One of the plaintiffs also purchased a Cricket PAYGo card in 2013 at a gas station in order to reload the balance on her account. That card read, “By using your Cricket service or phone, or by increasing your account balance, you acknowledge your consent to the current Cricket Terms and Conditions of Service.” Cricket also argued that she went to a store to change her service;  the back of Cricket’s printed receipts in the store included a reference to the terms and conditions, including that the terms and conditions included an “agreement to dispute resolution by binding individual arbitration instead of jury trials or class actions.”
 
The FAA governs the enforcement of the arbitration provisions.
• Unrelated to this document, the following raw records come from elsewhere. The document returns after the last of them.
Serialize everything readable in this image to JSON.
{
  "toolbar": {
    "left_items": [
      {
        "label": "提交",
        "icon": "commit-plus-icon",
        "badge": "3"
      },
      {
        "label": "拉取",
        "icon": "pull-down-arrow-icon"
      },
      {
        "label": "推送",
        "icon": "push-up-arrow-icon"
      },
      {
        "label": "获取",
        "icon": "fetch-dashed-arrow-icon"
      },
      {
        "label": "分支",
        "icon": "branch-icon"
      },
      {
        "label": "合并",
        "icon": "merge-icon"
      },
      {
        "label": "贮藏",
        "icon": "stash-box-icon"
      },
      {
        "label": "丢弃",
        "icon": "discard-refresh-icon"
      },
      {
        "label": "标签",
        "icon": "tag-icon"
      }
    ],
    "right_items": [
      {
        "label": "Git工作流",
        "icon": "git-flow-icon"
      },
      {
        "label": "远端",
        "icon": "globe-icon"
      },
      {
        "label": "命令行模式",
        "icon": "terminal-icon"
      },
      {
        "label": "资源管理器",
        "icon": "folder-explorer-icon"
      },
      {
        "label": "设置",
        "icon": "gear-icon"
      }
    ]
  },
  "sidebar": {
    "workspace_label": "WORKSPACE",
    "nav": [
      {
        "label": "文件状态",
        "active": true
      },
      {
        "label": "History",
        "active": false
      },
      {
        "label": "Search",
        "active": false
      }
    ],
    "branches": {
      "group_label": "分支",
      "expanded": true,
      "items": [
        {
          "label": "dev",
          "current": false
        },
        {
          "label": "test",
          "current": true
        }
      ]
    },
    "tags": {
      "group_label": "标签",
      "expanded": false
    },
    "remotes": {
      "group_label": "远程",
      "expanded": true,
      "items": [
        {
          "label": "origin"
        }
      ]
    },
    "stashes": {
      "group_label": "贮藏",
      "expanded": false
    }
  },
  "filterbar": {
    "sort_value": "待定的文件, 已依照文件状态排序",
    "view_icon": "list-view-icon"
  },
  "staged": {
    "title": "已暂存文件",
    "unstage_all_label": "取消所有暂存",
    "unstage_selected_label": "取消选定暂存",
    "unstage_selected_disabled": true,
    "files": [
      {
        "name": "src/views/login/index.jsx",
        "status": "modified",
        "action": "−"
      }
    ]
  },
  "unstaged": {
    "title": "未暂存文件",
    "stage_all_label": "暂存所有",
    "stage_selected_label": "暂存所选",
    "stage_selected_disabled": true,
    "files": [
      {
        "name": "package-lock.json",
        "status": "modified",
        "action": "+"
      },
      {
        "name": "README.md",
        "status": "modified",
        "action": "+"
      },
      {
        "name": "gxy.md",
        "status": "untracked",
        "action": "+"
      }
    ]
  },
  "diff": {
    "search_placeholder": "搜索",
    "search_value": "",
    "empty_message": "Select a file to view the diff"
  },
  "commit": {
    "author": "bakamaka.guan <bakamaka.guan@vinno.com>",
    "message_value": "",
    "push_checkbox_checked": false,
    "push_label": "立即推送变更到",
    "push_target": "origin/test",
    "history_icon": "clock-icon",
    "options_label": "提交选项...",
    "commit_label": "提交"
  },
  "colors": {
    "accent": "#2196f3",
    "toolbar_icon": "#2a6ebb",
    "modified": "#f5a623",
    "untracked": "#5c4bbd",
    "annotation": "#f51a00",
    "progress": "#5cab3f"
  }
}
The “existence of a contract as a whole must be determined by the court prior to ordering arbitration.” Although a party generally cannot avoid the terms of a contract because she failed to read it, that rule does not apply “when the writing does not appear to be a contract and the terms are not called to the attention of the recipient.”  Here, “the Quick Start Guide lacked any indication of its contractual nature.” Thus, its inclusion in the box was insufficient to place plaintiffs on inquiry notice of the terms and conditions.  By opening the boxes before giving them to plaintiffs, Cricket’s employees “obviated the need for plaintiffs to review the Quick Start Guide and signaled that it was unimportant to review the text on the box before activating the service.”
 
Cricket argued that plaintiffs had 60 days to opt out of the arbitration provisions and that numerous consumers exercised that option, but that didn’t matter if plaintiffs never agreed to be bound by the provisions in the first place. “An employee of a telephone service provider or an attorney may be attuned to the possibility that an arbitration agreement would be buried in a document titled ‘Quick Start Guide,’ while a reasonable consumer is unaware of that possibility.”  Nor did plaintiffs have reason to consult the other materials in the store, or to read the inconspicuous references to terms and conditions on the back of a PAYGo card or an in-store receipt.
 
The court did, however, reject plaintiffs’ argument that equitable estoppel applied based on the “No Contract” ads.  It is “[a]n essential element of equitable estoppel is that the party to be estopped...‘intended by [its] conduct to induce reliance by the other party, or acted so as to cause the other party reasonably to believe reliance was intended.’ ”  Even if plaintiffs relied on the “No Contract” ads to buy wireless service, “they have failed to demonstrate that Cricket acted with the intention or expectation that Cricket intended such reliance.”  “No Contract” claims are meant to distinguish services with annual commitments to those without such commitments; there was no evidence that Cricket intended to get consumers to assent to arbitration instead of to convey that more limited message. Nonetheless, at the upcoming summary trial to determine whether a contract was actually formed (and to assess the credibility of named plaintiffs’ claims that they didn’t review the materials), the “No Contract” ads could be taken into account in determining the reasonable expectations of the parties.